Mr Barnes acknowledged that “there’ve been some well-known, successful, important cases of investigative journalism here in Ghana in the recent years that have really been very important and good but there could be a lot of more I think.”
In his view, the touch-and-go attitude of the media allows corruption to fester.
“It seems to me that the press might grab a story for a day or two and then lose interest and not follow up and people are left off the hook that way”, he said.
Mr Barnes’ observations about the Ghanaian media come just days after Ghanaian pastor and motivational speaker, Dr Mensa Otabil, said the media in Ghana are so “depressing” and full of “mediocrity” – a situation, he said, compels him to prefer watching foreign TV channels that show documentaries about animals, to wasting his time listening to local radio or watching local TV stations.
The founder of the International Central Gospel Church (ICGC) told his congregation on Sunday, 4 March during the church’s 34th anniversary service that rather than focusing on discussing and finding solutions to the numerous problems confronting the country, Ghanaian media choose to wallow in ceaseless political discussions all-year round.
“ … If you listen to our national conversations, you wonder: are we serious? We eat and drink politics.
“Turn on radio; here [Ghana], there is no political vacation. From the time the vote is cast to the time the next vote is cast, we argue politics morning, afternoon, evening.
“Check all your top radio talk shows, take politics out and they have nothing to talk about again. I won’t even say take politics out, take NPP and NDC out – just say this morning, no NPP, no NDC, there’ll be no conversation because we can’t even think beyond two parties, we can’t think any ideas, we can’t think solutions and we are driving ourselves into this abyss of hopelessness,” Pastor Otabil bemoaned.
He said to avoid polluting himself with the content churned out by local media, he hardly pays attention to them.
“I don’t listen to Ghanaian radio much, I will listen maybe for 15 minutes and shut off because it’s very depressing.

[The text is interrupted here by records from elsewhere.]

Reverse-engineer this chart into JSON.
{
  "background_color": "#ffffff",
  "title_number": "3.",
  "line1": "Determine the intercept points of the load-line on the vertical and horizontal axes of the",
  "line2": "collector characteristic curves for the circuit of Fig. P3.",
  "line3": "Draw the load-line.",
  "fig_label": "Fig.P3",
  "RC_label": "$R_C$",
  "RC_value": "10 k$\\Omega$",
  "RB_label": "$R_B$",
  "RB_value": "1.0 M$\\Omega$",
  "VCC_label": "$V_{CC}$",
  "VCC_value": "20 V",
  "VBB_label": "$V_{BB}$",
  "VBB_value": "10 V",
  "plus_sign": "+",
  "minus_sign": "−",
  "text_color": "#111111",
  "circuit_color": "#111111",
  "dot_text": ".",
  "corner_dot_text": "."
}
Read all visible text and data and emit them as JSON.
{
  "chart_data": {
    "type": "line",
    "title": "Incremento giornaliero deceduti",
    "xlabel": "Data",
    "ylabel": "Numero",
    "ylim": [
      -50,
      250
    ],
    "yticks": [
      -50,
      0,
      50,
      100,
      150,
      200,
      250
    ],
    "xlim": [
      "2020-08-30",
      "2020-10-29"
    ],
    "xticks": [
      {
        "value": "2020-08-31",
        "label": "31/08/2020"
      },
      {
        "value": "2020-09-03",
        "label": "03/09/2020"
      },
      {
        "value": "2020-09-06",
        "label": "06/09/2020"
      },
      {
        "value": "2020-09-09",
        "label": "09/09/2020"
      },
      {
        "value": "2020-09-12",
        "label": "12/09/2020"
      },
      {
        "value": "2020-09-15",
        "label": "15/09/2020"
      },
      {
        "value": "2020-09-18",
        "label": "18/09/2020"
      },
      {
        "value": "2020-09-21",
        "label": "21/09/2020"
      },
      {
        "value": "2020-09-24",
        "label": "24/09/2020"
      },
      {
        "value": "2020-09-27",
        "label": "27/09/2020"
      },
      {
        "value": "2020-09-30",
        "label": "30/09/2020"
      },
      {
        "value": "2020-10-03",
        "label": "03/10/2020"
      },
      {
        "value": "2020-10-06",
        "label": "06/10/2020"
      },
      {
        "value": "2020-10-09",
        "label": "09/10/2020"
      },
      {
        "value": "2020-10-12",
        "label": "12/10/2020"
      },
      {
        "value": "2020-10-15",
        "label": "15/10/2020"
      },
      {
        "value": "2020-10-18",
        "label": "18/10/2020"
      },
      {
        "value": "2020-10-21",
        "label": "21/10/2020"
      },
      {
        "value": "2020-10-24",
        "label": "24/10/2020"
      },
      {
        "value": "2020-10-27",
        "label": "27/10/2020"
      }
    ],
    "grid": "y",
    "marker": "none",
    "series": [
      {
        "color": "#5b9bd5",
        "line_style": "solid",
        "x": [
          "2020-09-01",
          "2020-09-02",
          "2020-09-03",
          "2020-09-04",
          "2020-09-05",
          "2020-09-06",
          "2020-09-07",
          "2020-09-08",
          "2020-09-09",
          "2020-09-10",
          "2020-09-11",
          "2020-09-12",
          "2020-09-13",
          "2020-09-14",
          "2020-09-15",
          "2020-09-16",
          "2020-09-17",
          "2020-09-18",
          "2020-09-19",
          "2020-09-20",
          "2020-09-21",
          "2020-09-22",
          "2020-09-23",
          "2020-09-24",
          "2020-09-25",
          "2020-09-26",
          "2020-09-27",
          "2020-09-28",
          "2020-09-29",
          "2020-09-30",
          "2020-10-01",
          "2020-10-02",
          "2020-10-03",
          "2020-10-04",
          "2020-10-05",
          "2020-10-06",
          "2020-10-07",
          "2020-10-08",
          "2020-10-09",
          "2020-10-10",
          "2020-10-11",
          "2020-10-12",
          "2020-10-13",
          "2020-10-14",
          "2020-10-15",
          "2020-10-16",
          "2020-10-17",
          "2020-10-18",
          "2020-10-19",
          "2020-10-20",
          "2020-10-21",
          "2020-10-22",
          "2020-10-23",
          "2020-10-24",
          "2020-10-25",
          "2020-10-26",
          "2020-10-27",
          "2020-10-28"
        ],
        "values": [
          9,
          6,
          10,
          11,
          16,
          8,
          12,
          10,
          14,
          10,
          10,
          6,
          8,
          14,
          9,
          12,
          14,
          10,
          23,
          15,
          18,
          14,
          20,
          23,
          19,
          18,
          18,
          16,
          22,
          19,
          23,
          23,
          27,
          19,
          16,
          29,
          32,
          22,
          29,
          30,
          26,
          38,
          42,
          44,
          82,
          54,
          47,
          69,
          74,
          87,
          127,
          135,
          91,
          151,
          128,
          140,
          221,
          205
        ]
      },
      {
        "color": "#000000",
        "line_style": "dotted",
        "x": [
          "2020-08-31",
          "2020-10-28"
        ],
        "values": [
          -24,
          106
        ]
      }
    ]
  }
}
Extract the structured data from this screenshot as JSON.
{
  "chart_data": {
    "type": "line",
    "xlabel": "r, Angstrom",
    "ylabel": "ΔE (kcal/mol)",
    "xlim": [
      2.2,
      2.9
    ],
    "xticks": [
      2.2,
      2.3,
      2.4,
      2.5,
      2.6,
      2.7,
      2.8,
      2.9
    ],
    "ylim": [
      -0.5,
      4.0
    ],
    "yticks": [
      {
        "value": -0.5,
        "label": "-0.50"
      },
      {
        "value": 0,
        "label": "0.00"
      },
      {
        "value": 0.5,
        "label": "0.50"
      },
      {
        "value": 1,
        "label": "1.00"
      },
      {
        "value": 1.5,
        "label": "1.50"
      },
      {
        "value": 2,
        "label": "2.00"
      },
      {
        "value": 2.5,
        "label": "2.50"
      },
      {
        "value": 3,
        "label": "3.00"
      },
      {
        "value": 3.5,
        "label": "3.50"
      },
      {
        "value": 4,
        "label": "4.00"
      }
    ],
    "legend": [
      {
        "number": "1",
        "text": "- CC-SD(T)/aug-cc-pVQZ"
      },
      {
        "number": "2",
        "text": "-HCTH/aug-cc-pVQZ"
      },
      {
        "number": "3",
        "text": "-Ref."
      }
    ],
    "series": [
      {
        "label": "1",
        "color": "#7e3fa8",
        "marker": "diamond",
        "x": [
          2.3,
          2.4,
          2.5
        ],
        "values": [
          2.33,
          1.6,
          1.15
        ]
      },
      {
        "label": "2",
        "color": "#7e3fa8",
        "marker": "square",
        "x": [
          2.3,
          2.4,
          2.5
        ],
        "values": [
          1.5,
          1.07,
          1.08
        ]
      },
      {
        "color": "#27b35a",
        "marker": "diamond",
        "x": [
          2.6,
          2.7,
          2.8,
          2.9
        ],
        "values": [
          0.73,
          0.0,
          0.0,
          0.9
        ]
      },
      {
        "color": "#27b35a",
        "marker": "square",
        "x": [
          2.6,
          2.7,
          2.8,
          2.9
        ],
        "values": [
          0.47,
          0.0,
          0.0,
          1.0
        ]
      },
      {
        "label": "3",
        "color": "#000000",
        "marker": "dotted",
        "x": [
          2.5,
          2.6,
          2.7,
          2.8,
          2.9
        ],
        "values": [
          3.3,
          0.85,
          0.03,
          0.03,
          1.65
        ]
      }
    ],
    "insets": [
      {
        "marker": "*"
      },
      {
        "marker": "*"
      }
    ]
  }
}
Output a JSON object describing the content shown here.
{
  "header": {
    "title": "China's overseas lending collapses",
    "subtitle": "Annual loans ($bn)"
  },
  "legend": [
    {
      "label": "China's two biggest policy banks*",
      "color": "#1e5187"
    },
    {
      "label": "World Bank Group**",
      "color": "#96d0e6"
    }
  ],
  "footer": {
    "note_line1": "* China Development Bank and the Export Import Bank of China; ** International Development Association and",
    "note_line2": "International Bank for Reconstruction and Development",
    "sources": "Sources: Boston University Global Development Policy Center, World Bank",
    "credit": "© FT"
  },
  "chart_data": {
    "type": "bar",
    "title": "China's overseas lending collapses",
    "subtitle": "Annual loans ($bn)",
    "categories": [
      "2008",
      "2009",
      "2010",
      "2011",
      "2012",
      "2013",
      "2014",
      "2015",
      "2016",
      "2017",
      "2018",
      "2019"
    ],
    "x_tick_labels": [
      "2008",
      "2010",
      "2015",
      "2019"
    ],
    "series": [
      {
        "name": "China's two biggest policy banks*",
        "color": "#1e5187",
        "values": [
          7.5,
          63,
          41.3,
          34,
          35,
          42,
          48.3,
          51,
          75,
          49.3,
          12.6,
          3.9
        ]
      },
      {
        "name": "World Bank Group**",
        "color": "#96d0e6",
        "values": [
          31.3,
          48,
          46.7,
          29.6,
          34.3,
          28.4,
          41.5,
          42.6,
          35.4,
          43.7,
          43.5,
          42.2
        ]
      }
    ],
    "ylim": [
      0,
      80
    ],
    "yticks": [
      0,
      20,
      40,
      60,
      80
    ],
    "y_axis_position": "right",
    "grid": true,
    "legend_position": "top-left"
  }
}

It will contaminate your soul.
“I don’t watch Ghanaian TV much. I watch a little – one, two, three – and I say: ‘Oh, nothing has changed, go back’.
“I will watch animals, I’ll watch cheetah, I’ll watch lion, I’ll watch antelope anytime, I’ll watch cheetahs anytime, I’ll watch giraffes anytime because, at least, they’ll tell me how to hunt, how to get your goal, how to avoid being eaten. I’ll learn that from the antelope. At least, I’d come back and say: ‘Nobody will eat me’. But you [listen to] Ghanaian radio, watch Ghanaian TV and you wonder: ‘are we still here; the mediocrity?’”
In Dr Otabil’s opinion, the quality of Ghanaian media has sunk to the lowest standard and still sinking.
“The excellence that we used to have is all gone down. Instead of raising the bar higher, we’ve lowered it and lowered it and every time we lower it lower and lower and lower and lower and we have huge problems.
“I don’t mind if Americans don’t talk about serious things, they have solved part of their problems. I don’t mind if Germans decide to joke with their destiny and the British decide to joke, but we have no choice – what kind of joke – because we are in a huge mess,” he observed.